Intervilles (France 2) : “C’est touchant”, Nagui et Bruno Guillon révèlent que c’est le petit-fils de Guy Lux qui est derrière le générique (VIDEO)

Publié le 27 juin 2025 à 18:48
Intervilles s’apprête à faire son grand retour le 3 juillet 2025 sur France 2, avec un générique hautement symbolique. Pour signer cette nouvelle identité musicale, Nagui a fait appel à Dorian Lux, petit-fils du créateur de l’émission, Guy Lux. Un clin d’œil émouvant à l’histoire du programme, qui mêle transmission, modernité… et nostalgie.

Le retour d’un monument du petit écran est désormais officiel ! Après plusieurs années d’attente, Intervilles fera son grand come-back dès le 3 juillet 2025, avec une diffusion prévue tous les jeudis du mois sur France 2. C’est à l’occasion du match France-Écosse du Tournoi des Six Nations, le 15 mars dernier, que les téléspectateurs ont eu la surprise de découvrir une bande-annonce éclair de dix secondes, confirmant le retour du jeu culte. De quoi raviver la nostalgie… tout en apportant un vent de fraîcheur.

Une modernisation assumée

Aux commandes de cette nouvelle version ? Nagui, figure incontournable du service public, qui sera épaulé par Bruno Guillon, Camille Cerf, Valérie Bègue, Magali Ripoll et Yoann Riou. Un casting éclectique, pensé pour fédérer toutes les générations. Camille Cerf et Valérie Bègue, anciennes Miss France, incarneront la proximité avec le public et l’ancrage régional. "Elles ont ce qu’il faut pour entretenir cette grande fête populaire", a souligné la production. L’ambiance musicale sera assurée par Magali Ripoll, bien connue des fans de N’oubliez pas les paroles, tandis que Yoann Riou officiera comme arbitre enthousiaste. Initialement pressenti, Olivier Minne ne fait finalement pas partie du projet.

Fini les célèbres vachettes, place à Topa, une mascotte en mousse aussi drôle que bondissante. Un choix revendiqué par Nagui, en cohérence avec ses engagements personnels. "Nous n’avons pas besoin de cela. Déjà parce qu’il n’y a plus d’animaux dans les émissions de télévision aujourd’hui. Car on connaît leur sensibilité au bruit et à la foule, leur inconfort… Sans parler du risque de blessures pour les humains en face aussi", a-t-il notamment expliqué à Ouest-France en novembre dernier. Une prise de position claire, qui marque l’évolution des mentalités.

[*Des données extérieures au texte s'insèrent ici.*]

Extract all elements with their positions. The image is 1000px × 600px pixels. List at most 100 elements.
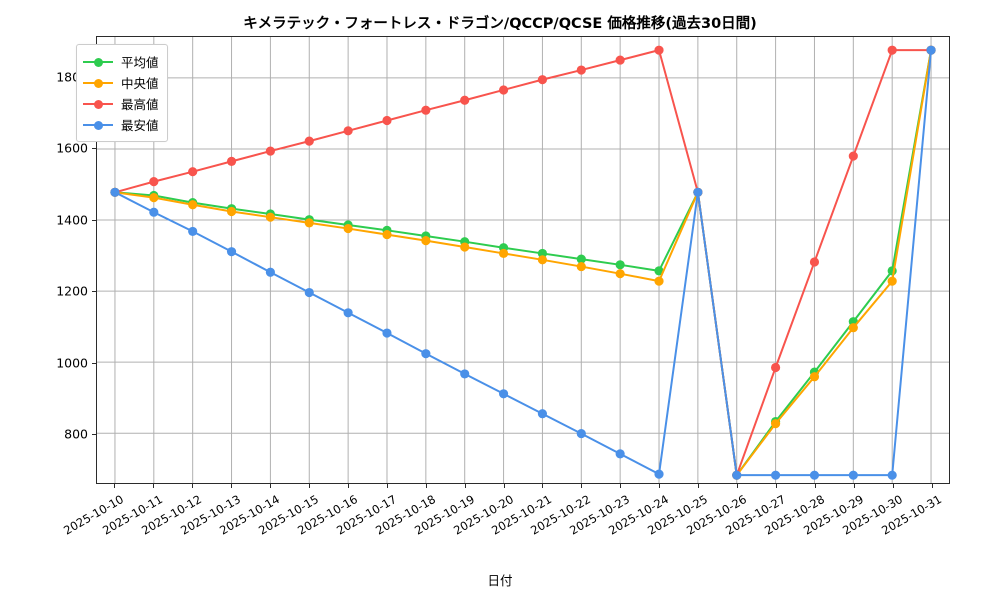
data-point — [693, 187, 703, 197]
data-point — [265, 212, 275, 222]
data-point — [576, 65, 586, 75]
series-2 — [110, 45, 936, 480]
data-point — [498, 85, 509, 95]
legend-label: 中央値 — [121, 76, 159, 91]
data-point — [576, 429, 586, 439]
data-point — [421, 349, 431, 359]
series-3 — [110, 45, 936, 480]
data-point — [576, 261, 586, 272]
data-point — [149, 177, 159, 187]
x-tick-mark — [776, 484, 778, 488]
legend-item-3[interactable]: 最高値 — [83, 93, 159, 114]
y-tick-label: 800 — [64, 426, 88, 442]
data-point — [654, 45, 664, 55]
series-layer — [110, 45, 936, 480]
data-point — [304, 218, 314, 228]
data-point — [460, 242, 470, 252]
x-tick-mark — [269, 484, 271, 488]
data-point — [809, 470, 820, 480]
data-point — [460, 95, 470, 105]
data-point — [848, 151, 858, 161]
legend-item-1[interactable]: 平均値 — [83, 51, 159, 72]
data-point — [226, 206, 237, 217]
series-line — [113, 49, 933, 477]
x-tick-mark — [620, 484, 622, 488]
data-point — [576, 254, 586, 264]
data-point — [537, 75, 548, 85]
x-tick-mark — [114, 484, 115, 488]
data-point — [654, 276, 664, 286]
gridlines — [97, 37, 949, 483]
x-tick-mark — [308, 484, 310, 488]
data-point — [382, 230, 392, 240]
data-point — [771, 362, 781, 373]
data-point — [265, 267, 275, 277]
x-tick-mark — [230, 484, 232, 488]
x-tick-mark — [698, 484, 700, 488]
x-tick-mark — [581, 484, 583, 488]
data-point — [226, 247, 237, 257]
data-point — [226, 156, 237, 166]
data-point — [848, 323, 858, 333]
x-tick-mark — [893, 484, 895, 488]
data-point — [498, 248, 509, 259]
data-point — [460, 369, 470, 379]
x-tick-mark — [152, 484, 154, 488]
data-point — [771, 470, 781, 480]
legend-item-2[interactable]: 中央値 — [83, 72, 159, 93]
data-point — [421, 105, 431, 115]
x-tick-mark — [542, 484, 544, 488]
data-point — [498, 389, 509, 399]
data-point — [926, 45, 936, 55]
y-tick-label: 1400 — [56, 212, 88, 228]
y-tick-label: 1600 — [56, 140, 88, 156]
x-tick-mark — [737, 484, 739, 488]
legend-item-4[interactable]: 最安値 — [83, 114, 159, 135]
data-point — [537, 248, 548, 259]
legend-swatch-icon — [83, 76, 113, 90]
data-point — [343, 126, 353, 136]
data-point — [110, 187, 120, 197]
data-point — [149, 207, 159, 217]
data-point — [382, 115, 392, 126]
series-line — [113, 49, 933, 477]
data-point — [615, 449, 625, 459]
chart-title: キメラテック・フォートレス・ドラゴン/QCCP/QCSE 価格推移(過去30日間… — [243, 16, 757, 32]
data-point — [188, 200, 198, 210]
x-tick-mark — [464, 484, 466, 488]
y-tick-mark — [92, 219, 96, 221]
x-tick-mark — [815, 484, 817, 488]
data-point — [343, 308, 353, 318]
x-tick-mark — [659, 484, 661, 488]
data-point — [188, 226, 198, 236]
data-point — [732, 470, 742, 480]
legend-label: 最安値 — [121, 118, 159, 133]
data-point — [887, 45, 897, 55]
chart-legend: 平均値中央値最高値最安値 — [76, 44, 168, 142]
x-tick-mark — [503, 484, 505, 488]
x-tick-mark — [347, 484, 349, 488]
data-point — [304, 136, 314, 146]
legend-label: 最高値 — [121, 97, 159, 112]
y-tick-mark — [92, 434, 96, 436]
x-tick-mark — [386, 484, 388, 488]
data-point — [615, 260, 625, 270]
series-4 — [110, 45, 936, 480]
data-point — [809, 257, 820, 267]
data-point — [887, 276, 897, 286]
data-point — [343, 223, 353, 234]
data-point — [304, 287, 314, 298]
data-point — [265, 146, 275, 156]
data-point — [771, 419, 781, 429]
data-point — [848, 470, 858, 480]
legend-label: 平均値 — [121, 55, 159, 70]
series-line — [113, 49, 933, 477]
plot-area — [96, 36, 950, 484]
y-tick-mark — [92, 148, 96, 150]
plot-svg — [97, 37, 949, 483]
x-tick-mark — [191, 484, 193, 488]
legend-swatch-icon — [83, 55, 113, 69]
data-point — [615, 55, 625, 65]
data-point — [149, 193, 159, 203]
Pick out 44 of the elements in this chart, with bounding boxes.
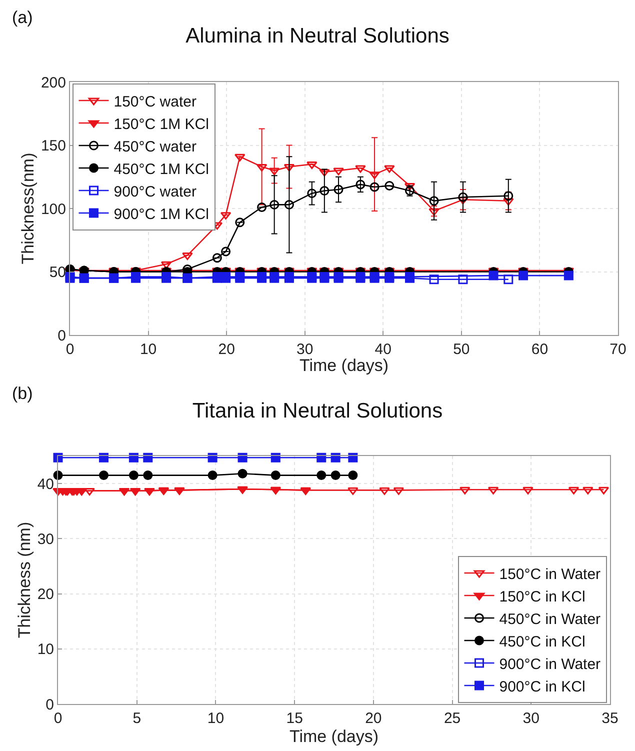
y-tick-label: 200: [40, 74, 66, 92]
x-tick-label: 5: [132, 710, 142, 727]
legend-label: 150°C water: [114, 93, 196, 110]
x-tick-label: 15: [286, 710, 303, 727]
legend-label: 900°C in Water: [499, 656, 601, 673]
x-tick-label: 20: [218, 341, 235, 358]
legend-label: 900°C in KCl: [499, 678, 586, 696]
legend-label: 450°C water: [114, 138, 196, 156]
y-tick-label: 0: [46, 696, 54, 714]
y-tick-label: 10: [37, 641, 54, 658]
x-tick-label: 30: [522, 710, 540, 727]
x-tick-label: 35: [602, 710, 618, 727]
y-tick-label: 0: [58, 327, 66, 344]
x-tick-label: 30: [296, 341, 314, 358]
x-tick-label: 70: [610, 341, 626, 358]
x-axis-title: Time (days): [289, 727, 379, 746]
legend-label: 150°C in KCl: [499, 588, 586, 606]
y-tick-label: 20: [37, 586, 54, 604]
x-tick-label: 10: [207, 710, 224, 727]
legend-label: 900°C water: [114, 183, 196, 200]
legend-label: 450°C in KCl: [499, 633, 586, 650]
y-tick-label: 40: [37, 476, 54, 493]
legend-label: 150°C 1M KCl: [114, 116, 209, 133]
y-axis-title: Thickness (nm): [14, 522, 34, 638]
text: (a): [12, 8, 33, 27]
y-tick-label: 100: [40, 200, 66, 218]
legend-label: 150°C in Water: [499, 566, 601, 583]
chart-title: Alumina in Neutral Solutions: [186, 24, 450, 48]
y-tick-label: 30: [37, 530, 54, 548]
y-tick-label: 50: [49, 264, 66, 281]
x-tick-label: 20: [365, 710, 382, 727]
legend-label: 450°C in Water: [499, 610, 601, 628]
x-tick-label: 60: [531, 341, 548, 358]
x-tick-label: 40: [374, 341, 392, 358]
text: (b): [12, 384, 33, 403]
legend-label: 450°C 1M KCl: [114, 160, 209, 178]
x-tick-label: 50: [453, 341, 470, 358]
y-axis-title: Thickness(nm): [18, 152, 38, 264]
x-tick-label: 10: [140, 341, 157, 358]
x-tick-label: 25: [444, 710, 461, 727]
x-axis-title: Time (days): [299, 356, 389, 375]
chart-title: Titania in Neutral Solutions: [192, 400, 443, 423]
legend-label: 900°C 1M KCl: [114, 206, 209, 223]
y-tick-label: 150: [40, 138, 66, 154]
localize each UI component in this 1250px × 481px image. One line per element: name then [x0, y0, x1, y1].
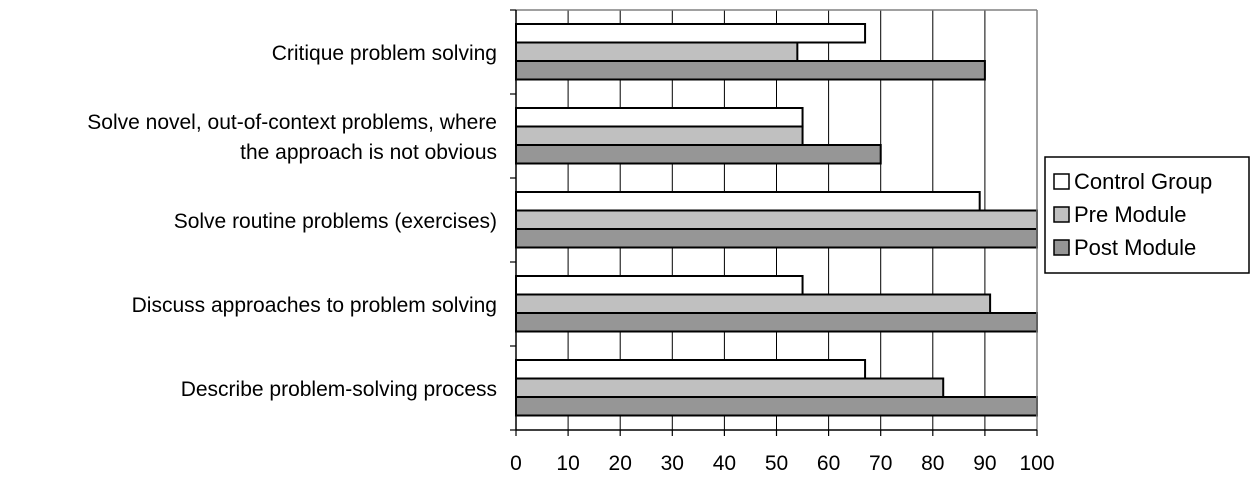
- category-labels: Critique problem solving Solve novel, out…: [87, 42, 497, 401]
- bar-pre-module: [515, 125, 804, 146]
- category-label: the approach is not obvious: [240, 141, 497, 164]
- bar-control-group: [515, 107, 804, 128]
- legend-label: Pre Module: [1074, 202, 1187, 227]
- category-label: Discuss approaches to problem solving: [132, 294, 497, 317]
- bar-post-module: [515, 144, 882, 165]
- bar-post-module: [515, 60, 986, 81]
- x-tick-label: 40: [713, 452, 736, 475]
- x-tick-label: 80: [921, 452, 944, 475]
- bar-post-module: [515, 396, 1038, 417]
- bar-control-group: [515, 359, 867, 380]
- category-label: Critique problem solving: [272, 42, 497, 65]
- category-label: Describe problem-solving process: [181, 378, 497, 401]
- legend-swatch: [1053, 173, 1070, 190]
- bar-pre-module: [515, 41, 799, 62]
- x-tick-label: 50: [765, 452, 788, 475]
- legend-swatch: [1053, 206, 1070, 223]
- bar-control-group: [515, 275, 804, 296]
- legend-swatch: [1053, 239, 1070, 256]
- bars: [515, 23, 1038, 417]
- x-tick-label: 10: [556, 452, 579, 475]
- x-tick-label: 60: [817, 452, 840, 475]
- x-tick-label: 0: [510, 452, 522, 475]
- bar-post-module: [515, 312, 1038, 333]
- bar-pre-module: [515, 293, 992, 314]
- category-label: Solve routine problems (exercises): [174, 210, 497, 233]
- x-tick-labels: 0 10 20 30 40 50 60 70 80 90 100: [510, 452, 1054, 475]
- x-tick-label: 30: [661, 452, 684, 475]
- x-tick-label: 70: [869, 452, 892, 475]
- category-label: Solve novel, out-of-context problems, wh…: [87, 111, 497, 134]
- x-tick-label: 20: [609, 452, 632, 475]
- bar-control-group: [515, 23, 867, 44]
- legend-box: [1044, 156, 1250, 274]
- x-tick-label: 100: [1019, 452, 1054, 475]
- legend: Control Group Pre Module Post Module: [1044, 156, 1250, 274]
- bar-post-module: [515, 228, 1038, 249]
- x-tick-label: 90: [973, 452, 996, 475]
- bar-pre-module: [515, 377, 945, 398]
- bar-pre-module: [515, 209, 1038, 230]
- bar-control-group: [515, 191, 981, 212]
- axes: [510, 9, 1038, 436]
- legend-label: Post Module: [1074, 235, 1196, 260]
- legend-label: Control Group: [1074, 169, 1212, 194]
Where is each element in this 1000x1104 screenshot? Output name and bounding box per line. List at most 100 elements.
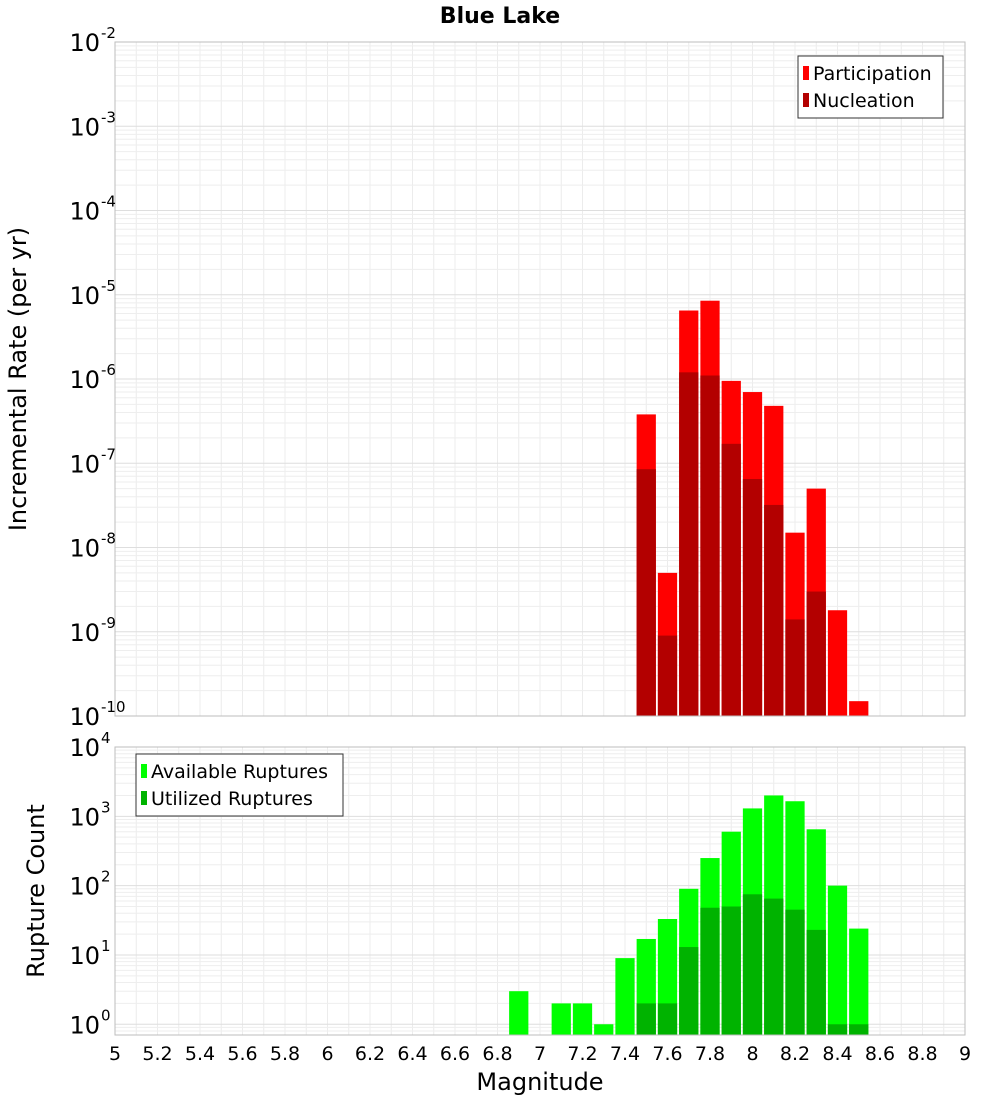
y-tick-base: 10 <box>69 450 100 478</box>
y-tick-base: 10 <box>69 619 100 647</box>
bar <box>785 619 805 716</box>
x-tick-label: 5.4 <box>185 1043 215 1065</box>
x-tick-label: 7.4 <box>610 1043 640 1065</box>
rate-plot-frame <box>114 41 966 717</box>
bar <box>785 909 805 1035</box>
x-tick-label: 5.2 <box>142 1043 172 1065</box>
y-tick-exponent: -3 <box>101 108 116 126</box>
rate-y-axis-label: Incremental Rate (per yr) <box>4 227 32 531</box>
y-tick-base: 10 <box>69 1011 100 1039</box>
count-legend: Available Ruptures Utilized Ruptures <box>135 753 344 817</box>
legend-label: Participation <box>813 63 932 85</box>
y-tick-base: 10 <box>69 282 100 310</box>
bar <box>806 591 826 716</box>
y-tick-base: 10 <box>69 113 100 141</box>
x-tick-label: 5.6 <box>227 1043 257 1065</box>
x-tick-label: 7.8 <box>695 1043 725 1065</box>
y-tick-exponent: 2 <box>101 868 111 886</box>
y-tick-base: 10 <box>69 29 100 57</box>
y-tick-exponent: 3 <box>101 798 111 816</box>
bar <box>636 469 656 716</box>
legend-swatch <box>141 764 147 778</box>
y-tick-exponent: 4 <box>101 729 111 747</box>
bar <box>700 907 720 1035</box>
x-tick-label: 5.8 <box>270 1043 300 1065</box>
legend-swatch <box>803 93 809 107</box>
legend-box <box>797 55 944 119</box>
y-tick-base: 10 <box>69 366 100 394</box>
y-tick-exponent: -4 <box>101 193 116 211</box>
x-tick-label: 5 <box>109 1043 121 1065</box>
legend-label: Utilized Ruptures <box>151 788 313 810</box>
x-tick-label: 6.4 <box>397 1043 427 1065</box>
y-tick-label: 10 -10 <box>69 698 125 731</box>
chart-title: Blue Lake <box>440 4 560 29</box>
x-tick-label: 6.2 <box>355 1043 385 1065</box>
bar <box>700 375 720 716</box>
rate-series-b <box>636 372 826 716</box>
x-tick-label: 7.2 <box>567 1043 597 1065</box>
y-tick-label: 10 -7 <box>69 445 116 478</box>
y-tick-exponent: 1 <box>101 937 111 955</box>
x-tick-label: 6.8 <box>482 1043 512 1065</box>
y-tick-label: 10 3 <box>69 798 110 831</box>
bar <box>551 1003 571 1035</box>
bar <box>679 372 699 716</box>
bar <box>827 885 848 1035</box>
bar <box>572 1003 593 1035</box>
legend-label: Nucleation <box>813 90 915 112</box>
y-tick-exponent: -8 <box>101 530 116 548</box>
y-tick-label: 10 -8 <box>69 530 116 563</box>
count-y-axis-label: Rupture Count <box>22 804 50 978</box>
bar <box>721 906 741 1035</box>
bar <box>764 898 784 1035</box>
y-tick-label: 10 -6 <box>69 361 116 394</box>
bar <box>806 929 826 1035</box>
x-tick-label: 8 <box>746 1043 758 1065</box>
bar <box>615 958 635 1035</box>
y-tick-base: 10 <box>69 703 100 731</box>
y-tick-label: 10 2 <box>69 868 110 901</box>
y-tick-label: 10 -2 <box>69 24 116 57</box>
y-tick-exponent: -2 <box>101 24 116 42</box>
bar <box>849 1024 869 1035</box>
count-plot-frame <box>114 746 966 1036</box>
y-tick-label: 10 -4 <box>69 193 116 226</box>
x-tick-label: 6.6 <box>440 1043 470 1065</box>
count-series-b <box>636 894 869 1035</box>
legend-swatch <box>803 66 809 80</box>
x-tick-label: 8.2 <box>780 1043 810 1065</box>
bar <box>764 504 784 716</box>
legend-swatch <box>141 791 147 805</box>
x-tick-label: 8.6 <box>865 1043 895 1065</box>
y-tick-exponent: -10 <box>101 698 126 716</box>
rate-legend: Participation Nucleation <box>797 55 944 119</box>
y-tick-base: 10 <box>69 803 100 831</box>
bar <box>657 1003 678 1035</box>
y-tick-exponent: -9 <box>101 614 116 632</box>
bar <box>827 610 848 716</box>
y-tick-base: 10 <box>69 873 100 901</box>
bar <box>849 701 869 716</box>
y-tick-base: 10 <box>69 734 100 762</box>
y-tick-exponent: -7 <box>101 445 116 463</box>
bar <box>827 1024 848 1035</box>
y-tick-label: 10 -5 <box>69 277 116 310</box>
x-axis-label: Magnitude <box>476 1068 603 1096</box>
y-tick-label: 10 -3 <box>69 108 116 141</box>
bar <box>509 991 529 1035</box>
rate-grid <box>114 42 966 717</box>
bar <box>594 1024 614 1035</box>
y-tick-exponent: -5 <box>101 277 116 295</box>
x-tick-label: 7.6 <box>652 1043 682 1065</box>
y-tick-label: 10 0 <box>69 1006 110 1039</box>
y-tick-exponent: 0 <box>101 1006 111 1024</box>
bar <box>657 635 678 716</box>
bar <box>742 479 763 716</box>
bar <box>721 443 741 716</box>
y-tick-exponent: -6 <box>101 361 116 379</box>
y-tick-label: 10 1 <box>69 937 110 970</box>
y-tick-label: 10 -9 <box>69 614 116 647</box>
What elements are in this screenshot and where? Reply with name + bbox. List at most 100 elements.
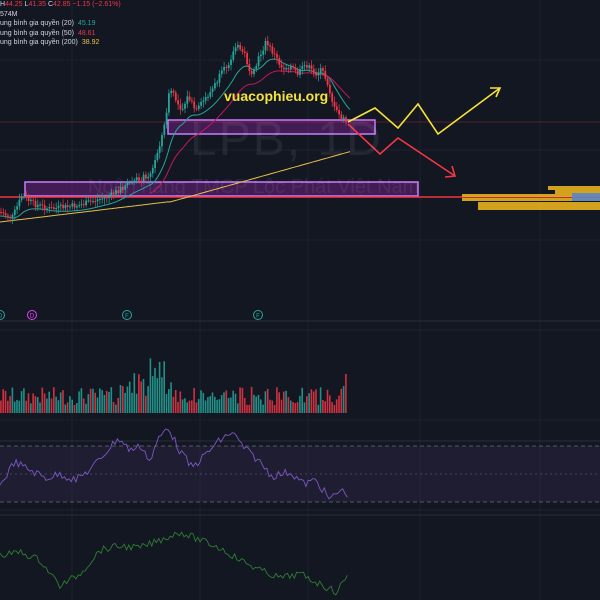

Le petit-fils de Guy Lux aux manettes du générique

Invités ce vendredi 27 juin sur le plateau de C à vous, Nagui et Bruno Guillon se sont exprimés sur le retour de l’émission phare de France Télévisions et ont évoqué le nouveau générique pour lequel ils ont fait confiance à un membre de la famille de Guy Lux qui a lui-même créé l’émission de télévision en 1962. Dorian Lux, du groupe Offenbach, a même enregistré un message pour l’occasion à l’adresse de Nagui. "Je vous fais ce petit message pour vous remercier de ressusciter Intervilles, de le faire découvrir aux nouvelles générations et redécouvrir aux anciennes. Mon grand-père, Papy Guy, serait vraiment hyper heureux et d’autant plus fier que tu m’aies proposé de faire la musique", a-t-il commencé.

Puis d’ajouter : "Je pense qu’il ne s’imaginait pas un jour que son petit-fils soit impliqué dans un de ses projets. C’est vraiment fabuleux. Merci pour ça ! Quand tu m’as proposé de faire la musique, je ne pouvais pas refuser. C’est tellement important, c’est tellement symbolique pour moi. Longue vie à Intervilles et longue vie aux émissions de Papy Guy". Le mari de Mélanie Page a alors ainsi réagi : "Le duo Offenbach était venu dans Taratata et en préparant l’interview, je vois ce lien ADN avec Guy Lux. Je fais une petite allusion pendant l’interview, ce n’était pas le propos de Taratata, mais je le rappelle au moment où Intervilles se décide et je lui dis : ‘Est-ce que ça t’intéresse ?’ Et là, je vois quelqu’un de bouleversé, de touché en disant : ‘Je ne savais pas comment un jour, on a tous des choses à régler avec nos descendants et nos racines’". "Je ne savais pas du tout ce qu’il allait faire. Et le résultat est probant et efficace. Et ça fonctionne. C’est touchant", a conclu l’animateur.